When a divers enters the water with little or no splash, the result is usually a high score from the judges. In order to get that "RIP" sound when entering the water, the diver must have grabbed their "flathand," lined up the entry correctly and remain tight through the water -- especially their shoulders, elbows and wrists. The final piece of the "RIP" puzzle is the diver needs to split their hands as soon as they touch the water -- this in effect "RIPS" open a hole in the water through which the diver enters.
A coach can tell if the diver is splitting their hands simply by watching the bubbles where the diver entered the water. There should be THREE sets of bubbles: the middle bubble is where the diver entered the water and then the two sets of bubbles to either side of the middle bubbles that are generated by the diver splitting their hands upon entry. If a coach only sees one set of bubbles, this means the diver is not splitting their hands apart on entry. If the coach sees three sets of bubbles BUT the two sets of side bubbles take a few seconds to reach the surface, then the diver is splitting too late. Sometimes, new divers will split their hands BEFORE they hit the water and this will be very easy to see as the splash will be big and the diver will probably complain of a headache when they get out of the water!

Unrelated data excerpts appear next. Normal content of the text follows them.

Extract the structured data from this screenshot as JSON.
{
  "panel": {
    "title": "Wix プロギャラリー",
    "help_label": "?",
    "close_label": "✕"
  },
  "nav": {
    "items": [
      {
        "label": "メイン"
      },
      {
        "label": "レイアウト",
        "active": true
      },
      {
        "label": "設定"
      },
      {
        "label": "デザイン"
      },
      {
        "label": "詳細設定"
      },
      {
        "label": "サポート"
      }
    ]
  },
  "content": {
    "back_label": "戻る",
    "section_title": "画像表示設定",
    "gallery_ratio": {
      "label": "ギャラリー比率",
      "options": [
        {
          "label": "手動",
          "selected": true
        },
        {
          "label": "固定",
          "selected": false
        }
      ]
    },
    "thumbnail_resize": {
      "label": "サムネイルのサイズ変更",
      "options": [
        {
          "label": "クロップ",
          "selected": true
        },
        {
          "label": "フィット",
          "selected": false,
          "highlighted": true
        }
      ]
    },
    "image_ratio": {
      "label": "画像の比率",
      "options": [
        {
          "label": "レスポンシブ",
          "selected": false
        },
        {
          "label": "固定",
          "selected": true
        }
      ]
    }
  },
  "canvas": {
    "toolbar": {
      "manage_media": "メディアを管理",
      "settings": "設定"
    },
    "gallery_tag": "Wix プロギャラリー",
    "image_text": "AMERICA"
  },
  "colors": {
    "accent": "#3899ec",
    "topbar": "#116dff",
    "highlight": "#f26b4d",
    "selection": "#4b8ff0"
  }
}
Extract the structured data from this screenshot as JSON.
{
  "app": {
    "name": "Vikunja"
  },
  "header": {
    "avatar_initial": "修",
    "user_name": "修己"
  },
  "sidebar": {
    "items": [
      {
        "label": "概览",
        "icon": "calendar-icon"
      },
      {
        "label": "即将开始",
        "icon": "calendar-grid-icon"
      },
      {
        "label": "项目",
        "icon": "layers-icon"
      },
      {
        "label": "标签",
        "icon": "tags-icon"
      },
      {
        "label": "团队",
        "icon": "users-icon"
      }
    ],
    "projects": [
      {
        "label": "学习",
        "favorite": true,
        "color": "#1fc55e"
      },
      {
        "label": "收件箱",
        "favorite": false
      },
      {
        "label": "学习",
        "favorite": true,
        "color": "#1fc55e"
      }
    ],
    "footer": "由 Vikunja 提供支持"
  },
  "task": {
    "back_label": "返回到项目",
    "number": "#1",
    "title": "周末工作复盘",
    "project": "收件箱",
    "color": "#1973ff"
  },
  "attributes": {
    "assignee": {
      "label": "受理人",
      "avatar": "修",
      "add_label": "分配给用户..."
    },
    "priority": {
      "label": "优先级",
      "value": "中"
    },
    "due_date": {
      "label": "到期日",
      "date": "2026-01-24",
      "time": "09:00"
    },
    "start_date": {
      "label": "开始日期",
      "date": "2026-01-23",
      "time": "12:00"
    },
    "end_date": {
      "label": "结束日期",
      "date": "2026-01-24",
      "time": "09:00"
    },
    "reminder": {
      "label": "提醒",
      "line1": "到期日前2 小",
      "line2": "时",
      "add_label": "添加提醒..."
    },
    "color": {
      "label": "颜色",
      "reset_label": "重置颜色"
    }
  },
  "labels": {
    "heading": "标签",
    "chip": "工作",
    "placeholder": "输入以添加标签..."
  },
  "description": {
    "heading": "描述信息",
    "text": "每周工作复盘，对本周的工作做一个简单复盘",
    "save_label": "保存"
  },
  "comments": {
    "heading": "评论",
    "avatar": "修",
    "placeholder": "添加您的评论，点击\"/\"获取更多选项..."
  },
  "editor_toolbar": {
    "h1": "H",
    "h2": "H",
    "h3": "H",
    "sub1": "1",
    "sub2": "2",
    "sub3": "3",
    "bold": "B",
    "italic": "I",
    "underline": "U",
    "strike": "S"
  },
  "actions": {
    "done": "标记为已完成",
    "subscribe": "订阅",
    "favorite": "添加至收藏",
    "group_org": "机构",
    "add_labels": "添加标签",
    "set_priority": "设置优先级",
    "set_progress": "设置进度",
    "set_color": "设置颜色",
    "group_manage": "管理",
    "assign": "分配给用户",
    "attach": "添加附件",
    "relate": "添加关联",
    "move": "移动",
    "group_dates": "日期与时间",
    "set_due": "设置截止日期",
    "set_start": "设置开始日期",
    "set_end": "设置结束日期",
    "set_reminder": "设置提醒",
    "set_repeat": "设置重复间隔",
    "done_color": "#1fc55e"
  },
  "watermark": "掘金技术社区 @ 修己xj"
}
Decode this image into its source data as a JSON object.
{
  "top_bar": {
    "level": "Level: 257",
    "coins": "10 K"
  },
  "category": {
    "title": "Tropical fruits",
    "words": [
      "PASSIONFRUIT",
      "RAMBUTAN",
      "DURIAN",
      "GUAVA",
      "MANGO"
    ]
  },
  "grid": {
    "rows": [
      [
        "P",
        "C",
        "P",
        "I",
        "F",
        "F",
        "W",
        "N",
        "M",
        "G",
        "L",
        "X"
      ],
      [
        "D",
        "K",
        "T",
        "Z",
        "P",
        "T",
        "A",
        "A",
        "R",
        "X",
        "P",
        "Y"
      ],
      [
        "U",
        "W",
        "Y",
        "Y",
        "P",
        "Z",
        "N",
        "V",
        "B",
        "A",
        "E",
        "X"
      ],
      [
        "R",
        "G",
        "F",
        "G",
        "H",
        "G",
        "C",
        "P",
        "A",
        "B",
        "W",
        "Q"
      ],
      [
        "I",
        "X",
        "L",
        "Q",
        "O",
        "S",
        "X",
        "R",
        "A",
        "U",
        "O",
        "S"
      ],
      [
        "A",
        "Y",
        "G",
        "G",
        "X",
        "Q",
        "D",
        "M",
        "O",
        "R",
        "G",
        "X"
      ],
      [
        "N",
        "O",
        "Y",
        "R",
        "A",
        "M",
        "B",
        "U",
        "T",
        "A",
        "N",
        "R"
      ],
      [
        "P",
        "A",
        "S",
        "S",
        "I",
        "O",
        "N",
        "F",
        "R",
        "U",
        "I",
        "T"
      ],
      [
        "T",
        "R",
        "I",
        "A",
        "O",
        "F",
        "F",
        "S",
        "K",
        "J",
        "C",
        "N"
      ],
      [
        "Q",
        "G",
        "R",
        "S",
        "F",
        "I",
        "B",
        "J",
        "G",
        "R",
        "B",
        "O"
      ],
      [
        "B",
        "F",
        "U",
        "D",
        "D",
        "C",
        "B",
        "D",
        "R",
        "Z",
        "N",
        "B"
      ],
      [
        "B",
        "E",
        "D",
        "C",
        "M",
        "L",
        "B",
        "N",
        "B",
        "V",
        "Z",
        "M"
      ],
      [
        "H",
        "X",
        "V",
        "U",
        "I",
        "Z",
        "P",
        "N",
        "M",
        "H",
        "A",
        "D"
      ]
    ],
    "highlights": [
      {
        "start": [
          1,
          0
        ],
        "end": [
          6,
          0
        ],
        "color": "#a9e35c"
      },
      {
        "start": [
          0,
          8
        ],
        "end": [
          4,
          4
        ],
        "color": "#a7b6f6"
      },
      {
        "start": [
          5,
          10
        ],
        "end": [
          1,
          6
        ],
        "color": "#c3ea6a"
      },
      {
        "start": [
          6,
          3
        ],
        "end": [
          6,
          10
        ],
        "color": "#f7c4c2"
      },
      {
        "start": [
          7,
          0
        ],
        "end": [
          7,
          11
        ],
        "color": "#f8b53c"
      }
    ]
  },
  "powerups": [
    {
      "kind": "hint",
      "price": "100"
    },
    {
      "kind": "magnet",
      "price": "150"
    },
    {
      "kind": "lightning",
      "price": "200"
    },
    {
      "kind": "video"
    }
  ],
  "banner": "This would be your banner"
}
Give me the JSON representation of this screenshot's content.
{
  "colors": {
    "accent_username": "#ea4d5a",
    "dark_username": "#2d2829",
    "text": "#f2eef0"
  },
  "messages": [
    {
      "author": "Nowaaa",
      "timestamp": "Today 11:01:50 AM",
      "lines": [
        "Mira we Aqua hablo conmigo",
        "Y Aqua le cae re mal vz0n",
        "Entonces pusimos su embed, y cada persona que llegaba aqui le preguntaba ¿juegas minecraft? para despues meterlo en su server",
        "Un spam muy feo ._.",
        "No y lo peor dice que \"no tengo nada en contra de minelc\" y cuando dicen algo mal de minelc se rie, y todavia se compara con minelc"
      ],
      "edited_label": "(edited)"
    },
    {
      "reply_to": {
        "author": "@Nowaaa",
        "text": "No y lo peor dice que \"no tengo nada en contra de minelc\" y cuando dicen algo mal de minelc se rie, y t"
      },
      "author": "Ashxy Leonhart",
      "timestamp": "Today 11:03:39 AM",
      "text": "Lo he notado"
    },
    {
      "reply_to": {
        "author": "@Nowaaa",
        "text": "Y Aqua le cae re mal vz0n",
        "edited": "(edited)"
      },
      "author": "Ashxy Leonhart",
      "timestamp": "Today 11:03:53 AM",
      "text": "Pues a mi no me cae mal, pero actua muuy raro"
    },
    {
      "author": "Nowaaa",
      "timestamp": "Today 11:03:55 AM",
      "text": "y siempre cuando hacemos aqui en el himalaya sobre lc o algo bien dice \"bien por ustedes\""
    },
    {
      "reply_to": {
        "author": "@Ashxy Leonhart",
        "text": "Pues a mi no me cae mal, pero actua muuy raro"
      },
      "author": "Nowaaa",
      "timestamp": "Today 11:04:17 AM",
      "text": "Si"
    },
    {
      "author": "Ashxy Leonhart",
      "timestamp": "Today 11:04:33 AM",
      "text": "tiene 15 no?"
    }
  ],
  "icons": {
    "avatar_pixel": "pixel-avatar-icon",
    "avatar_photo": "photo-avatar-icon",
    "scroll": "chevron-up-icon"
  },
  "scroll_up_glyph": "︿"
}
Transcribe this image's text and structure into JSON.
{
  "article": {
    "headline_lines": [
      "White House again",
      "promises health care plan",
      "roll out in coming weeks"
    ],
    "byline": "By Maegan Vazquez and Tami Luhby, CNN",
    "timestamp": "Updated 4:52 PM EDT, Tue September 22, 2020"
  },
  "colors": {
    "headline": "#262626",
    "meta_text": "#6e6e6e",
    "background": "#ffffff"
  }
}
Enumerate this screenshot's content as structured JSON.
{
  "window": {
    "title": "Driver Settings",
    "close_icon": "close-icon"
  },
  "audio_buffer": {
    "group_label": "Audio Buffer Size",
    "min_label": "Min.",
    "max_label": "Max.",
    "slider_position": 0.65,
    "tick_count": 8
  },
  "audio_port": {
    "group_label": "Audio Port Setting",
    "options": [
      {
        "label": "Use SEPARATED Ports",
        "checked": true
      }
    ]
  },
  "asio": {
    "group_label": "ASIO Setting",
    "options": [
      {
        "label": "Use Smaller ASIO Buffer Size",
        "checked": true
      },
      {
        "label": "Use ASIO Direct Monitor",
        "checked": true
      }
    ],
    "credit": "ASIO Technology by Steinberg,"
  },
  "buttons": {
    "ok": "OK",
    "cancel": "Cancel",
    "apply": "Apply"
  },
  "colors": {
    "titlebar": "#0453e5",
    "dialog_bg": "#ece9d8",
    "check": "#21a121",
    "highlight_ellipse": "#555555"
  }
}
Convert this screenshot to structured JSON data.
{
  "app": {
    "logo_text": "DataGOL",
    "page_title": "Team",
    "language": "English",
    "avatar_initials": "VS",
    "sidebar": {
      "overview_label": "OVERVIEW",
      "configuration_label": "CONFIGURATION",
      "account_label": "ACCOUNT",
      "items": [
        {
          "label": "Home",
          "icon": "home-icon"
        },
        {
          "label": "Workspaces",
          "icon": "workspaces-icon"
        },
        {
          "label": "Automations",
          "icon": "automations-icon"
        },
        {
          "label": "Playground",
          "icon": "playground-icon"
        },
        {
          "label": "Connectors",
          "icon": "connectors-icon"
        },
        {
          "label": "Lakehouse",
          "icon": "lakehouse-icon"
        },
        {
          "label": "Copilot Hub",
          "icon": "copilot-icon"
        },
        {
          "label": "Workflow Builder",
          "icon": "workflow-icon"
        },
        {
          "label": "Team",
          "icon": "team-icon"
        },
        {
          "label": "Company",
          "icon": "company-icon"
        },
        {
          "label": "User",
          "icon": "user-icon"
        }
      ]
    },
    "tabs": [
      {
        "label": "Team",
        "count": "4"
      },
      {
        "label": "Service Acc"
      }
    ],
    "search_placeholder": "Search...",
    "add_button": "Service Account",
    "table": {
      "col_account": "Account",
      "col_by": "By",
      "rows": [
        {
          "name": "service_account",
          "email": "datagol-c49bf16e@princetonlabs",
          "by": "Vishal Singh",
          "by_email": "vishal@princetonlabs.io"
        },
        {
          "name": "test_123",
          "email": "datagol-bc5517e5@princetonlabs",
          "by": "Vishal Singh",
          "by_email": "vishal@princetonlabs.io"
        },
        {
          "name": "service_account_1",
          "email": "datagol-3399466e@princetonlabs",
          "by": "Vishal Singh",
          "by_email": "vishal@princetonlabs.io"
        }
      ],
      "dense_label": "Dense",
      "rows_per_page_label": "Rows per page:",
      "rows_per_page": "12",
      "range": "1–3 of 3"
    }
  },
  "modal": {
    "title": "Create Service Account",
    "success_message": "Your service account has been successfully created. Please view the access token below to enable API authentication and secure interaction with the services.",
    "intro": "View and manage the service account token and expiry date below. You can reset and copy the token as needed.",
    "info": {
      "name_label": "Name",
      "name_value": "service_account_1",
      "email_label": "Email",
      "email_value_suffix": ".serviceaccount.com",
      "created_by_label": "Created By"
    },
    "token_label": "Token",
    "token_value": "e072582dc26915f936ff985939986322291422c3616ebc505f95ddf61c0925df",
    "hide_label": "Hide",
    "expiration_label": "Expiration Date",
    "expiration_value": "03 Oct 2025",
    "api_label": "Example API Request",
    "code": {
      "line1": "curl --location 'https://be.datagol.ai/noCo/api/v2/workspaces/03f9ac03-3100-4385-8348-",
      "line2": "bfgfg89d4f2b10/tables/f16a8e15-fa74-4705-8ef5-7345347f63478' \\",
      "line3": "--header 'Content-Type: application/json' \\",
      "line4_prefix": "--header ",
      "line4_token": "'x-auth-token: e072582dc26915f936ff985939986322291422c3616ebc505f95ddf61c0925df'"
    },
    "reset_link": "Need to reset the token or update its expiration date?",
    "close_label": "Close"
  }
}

FINAL NOTE: The three sets of bubbles should be nearly in a straight line or the two "outside" sets of bubbles should be slightly in front of the middle set of bubbles. If a coach notices one or both "outside" sets of bubbles breaking the surface BEHIND the middle set of bubbles -- WARNING -- this could lead to shoulder injuries -- especially for tower divers! If you see this situation, it MUST be corrected right away!!